Luckily, we put together a list of 10 ways you can start sleeping better tonight.
1. Invest In A Mattress
The first step in upping your sleep game is to upgrade your mattress. We know the sticker shock can be scary, but if you consider that you spend about one-third of your life in bed, it seems like a good place to invest. With so many options from which to choose, it may be difficult to know where to start, but finding that perfect mattress is well worth the effort.
Note: You should replace your mattress every 10 years or so for the best results.

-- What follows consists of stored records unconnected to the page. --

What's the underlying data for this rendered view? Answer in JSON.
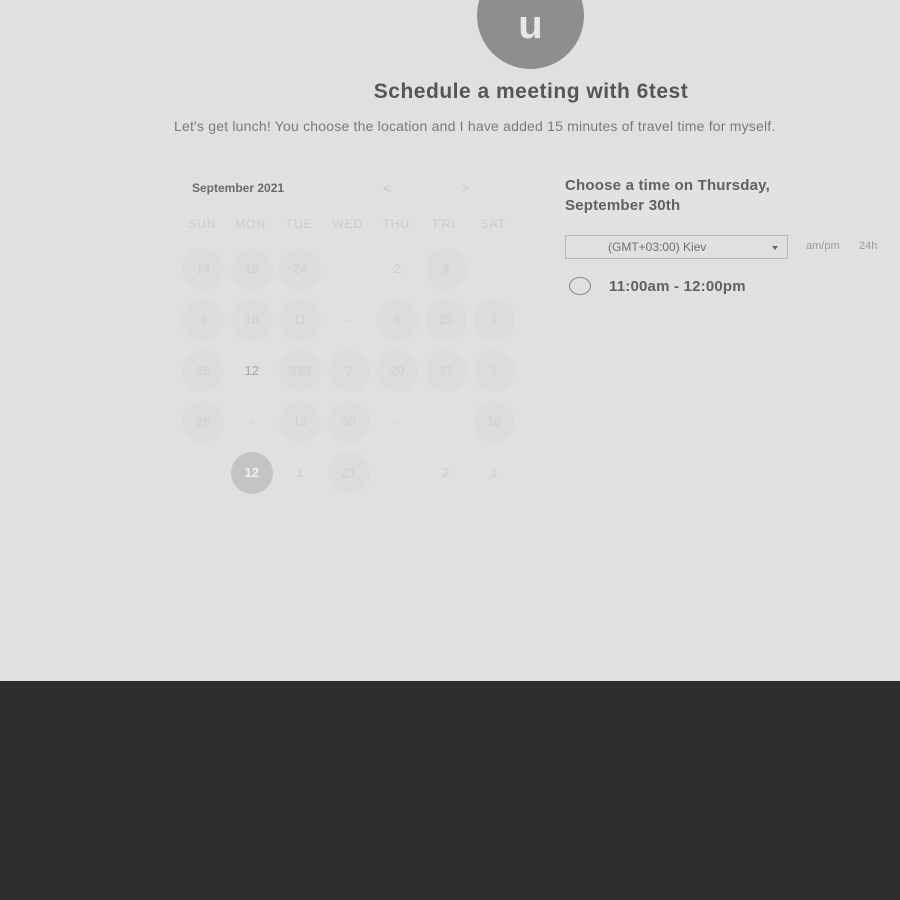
{
  "header": {
    "avatar_letter": "u",
    "title": "Schedule a meeting with 6test",
    "description": "Let's get lunch! You choose the location and I have added 15 minutes of travel time for myself."
  },
  "calendar": {
    "month_label": "September 2021",
    "prev_icon": "<",
    "next_icon": ">",
    "weekdays": [
      "SUN",
      "MON",
      "TUE",
      "WED",
      "THU",
      "FRI",
      "SAT"
    ],
    "weeks": [
      [
        {
          "label": "14",
          "style": "available"
        },
        {
          "label": "18",
          "style": "available"
        },
        {
          "label": "24",
          "style": "available"
        },
        {
          "label": "",
          "style": "plain"
        },
        {
          "label": "2",
          "style": "plain"
        },
        {
          "label": "3",
          "style": "available"
        },
        {
          "label": "",
          "style": "plain"
        }
      ],
      [
        {
          "label": "4",
          "style": "available"
        },
        {
          "label": "18",
          "style": "available"
        },
        {
          "label": "11",
          "style": "available"
        },
        {
          "label": "-",
          "style": "plain"
        },
        {
          "label": "6",
          "style": "available"
        },
        {
          "label": "25",
          "style": "available"
        },
        {
          "label": "1",
          "style": "available"
        }
      ],
      [
        {
          "label": "26",
          "style": "available"
        },
        {
          "label": "12",
          "style": "bright"
        },
        {
          "label": "333",
          "style": "available"
        },
        {
          "label": "2",
          "style": "available"
        },
        {
          "label": "20",
          "style": "available"
        },
        {
          "label": "27",
          "style": "available"
        },
        {
          "label": "7",
          "style": "available"
        }
      ],
      [
        {
          "label": "28",
          "style": "available"
        },
        {
          "label": "-",
          "style": "plain"
        },
        {
          "label": "13",
          "style": "available"
        },
        {
          "label": "30",
          "style": "available"
        },
        {
          "label": "-",
          "style": "plain"
        },
        {
          "label": "",
          "style": "plain"
        },
        {
          "label": "16",
          "style": "available"
        }
      ],
      [
        {
          "label": "",
          "style": "plain"
        },
        {
          "label": "12",
          "style": "selected"
        },
        {
          "label": "1",
          "style": "plain"
        },
        {
          "label": "21",
          "style": "available"
        },
        {
          "label": "",
          "style": "plain"
        },
        {
          "label": "2",
          "style": "plain"
        },
        {
          "label": "1",
          "style": "plain"
        }
      ]
    ]
  },
  "time_picker": {
    "title": "Choose a time on Thursday, September 30th",
    "timezone": "(GMT+03:00) Kiev",
    "format_12h": "am/pm",
    "format_24h": "24h",
    "slots": [
      "11:00am - 12:00pm"
    ]
  },
  "colors": {
    "page_background": "#e0e0e0",
    "bottom_band": "#2e2e2e",
    "avatar": "#8e8e8e"
  }
}
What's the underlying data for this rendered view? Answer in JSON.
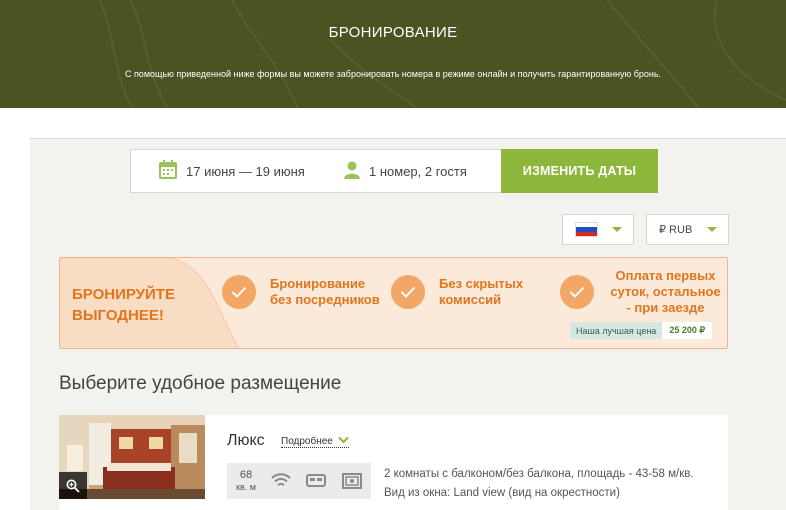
{
  "header": {
    "title": "БРОНИРОВАНИЕ",
    "subtitle": "С помощью приведенной ниже формы вы можете забронировать номера в режиме онлайн и получить гарантированную бронь."
  },
  "search": {
    "dates": "17 июня — 19 июня",
    "guests": "1 номер, 2 гостя",
    "change_button": "ИЗМЕНИТЬ ДАТЫ"
  },
  "selectors": {
    "language_flag": "russia-flag-icon",
    "currency": "₽ RUB"
  },
  "promo": {
    "title": "БРОНИРУЙТЕ ВЫГОДНЕЕ!",
    "features": [
      "Бронирование без посредников",
      "Без скрытых комиссий",
      "Оплата первых суток, остальное - при заезде"
    ],
    "best_price_label": "Наша лучшая цена",
    "best_price_value": "25 200 ₽"
  },
  "section_title": "Выберите удобное размещение",
  "room": {
    "name": "Люкс",
    "more_link": "Подробнее",
    "area_value": "68",
    "area_unit": "кв. м",
    "amenity_icons": [
      "wifi-icon",
      "bed-icon",
      "safe-icon"
    ],
    "description": "2 комнаты с балконом/без балкона, площадь - 43-58 м/кв. Вид из окна: Land view (вид на окрестности)"
  },
  "colors": {
    "header_bg": "#4a5322",
    "accent_green": "#8db73a",
    "promo_orange": "#e0761f",
    "promo_bg": "#fbe9d9"
  }
}
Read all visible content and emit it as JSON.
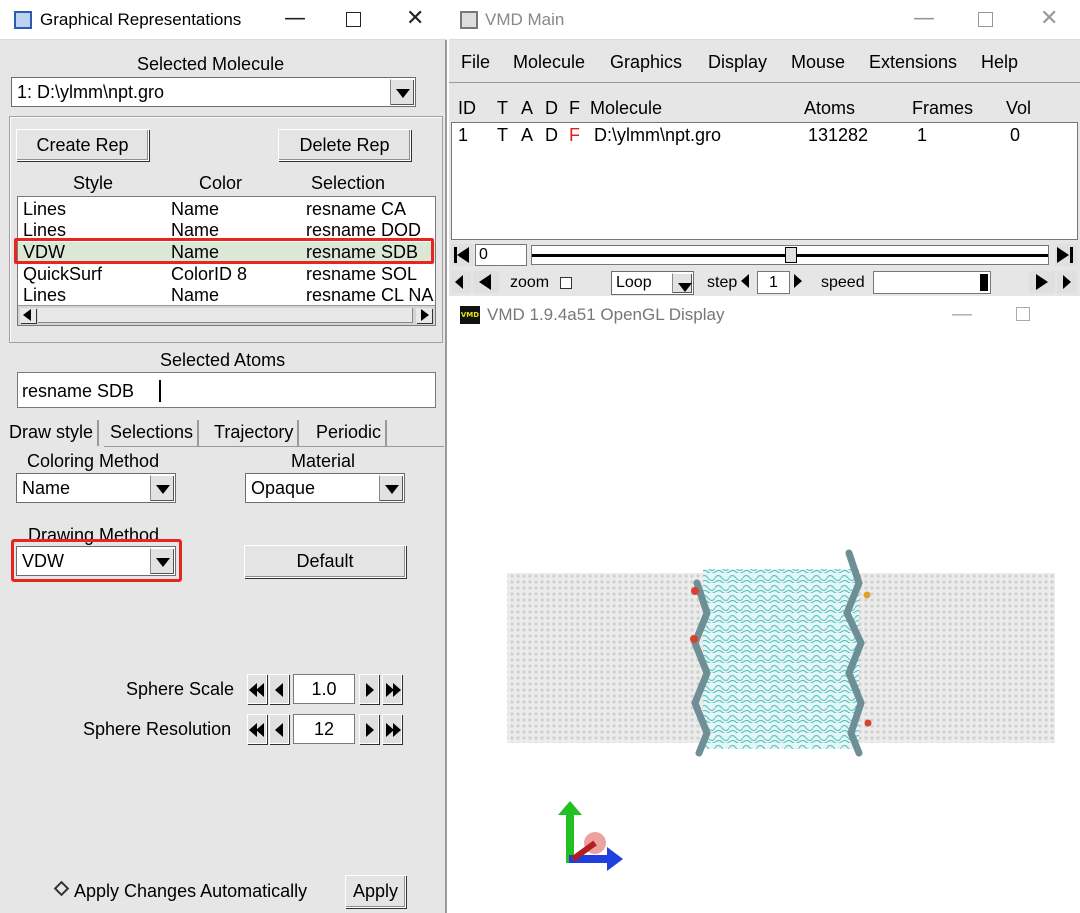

2. Make Your Bedroom A Sanctuary
Your sleep environment matters. Everything from the temperature to whether or not you have a TV, computer, or phone screen on (if not all 3) impacts your quality of rest. If you can’t live without your electronics, try using blue-light filters. These are available as glasses you can wear or even as apps you can add to your devices.
3. Get Into A Rhythm
Sticking to a regular sleep schedule will acclimate your body’s circadian rhythms (your 24-hour sleep cycle). This prepares your body for rest when you are actually ready for it. With a little discipline, some people are able to wake up in the morning naturally—without the blaring alarm.
4. Avoid Napping
Naps might seem like an easy way to supplement lost sleep, but they can actually disorient your internal clock. This type of sleep tends to be lighter than the truly restorative REM sleep and, therefore, less restful. It can also have the added consequence of leaving you too rested in the evening and less ready to “hit the hay” when the time comes.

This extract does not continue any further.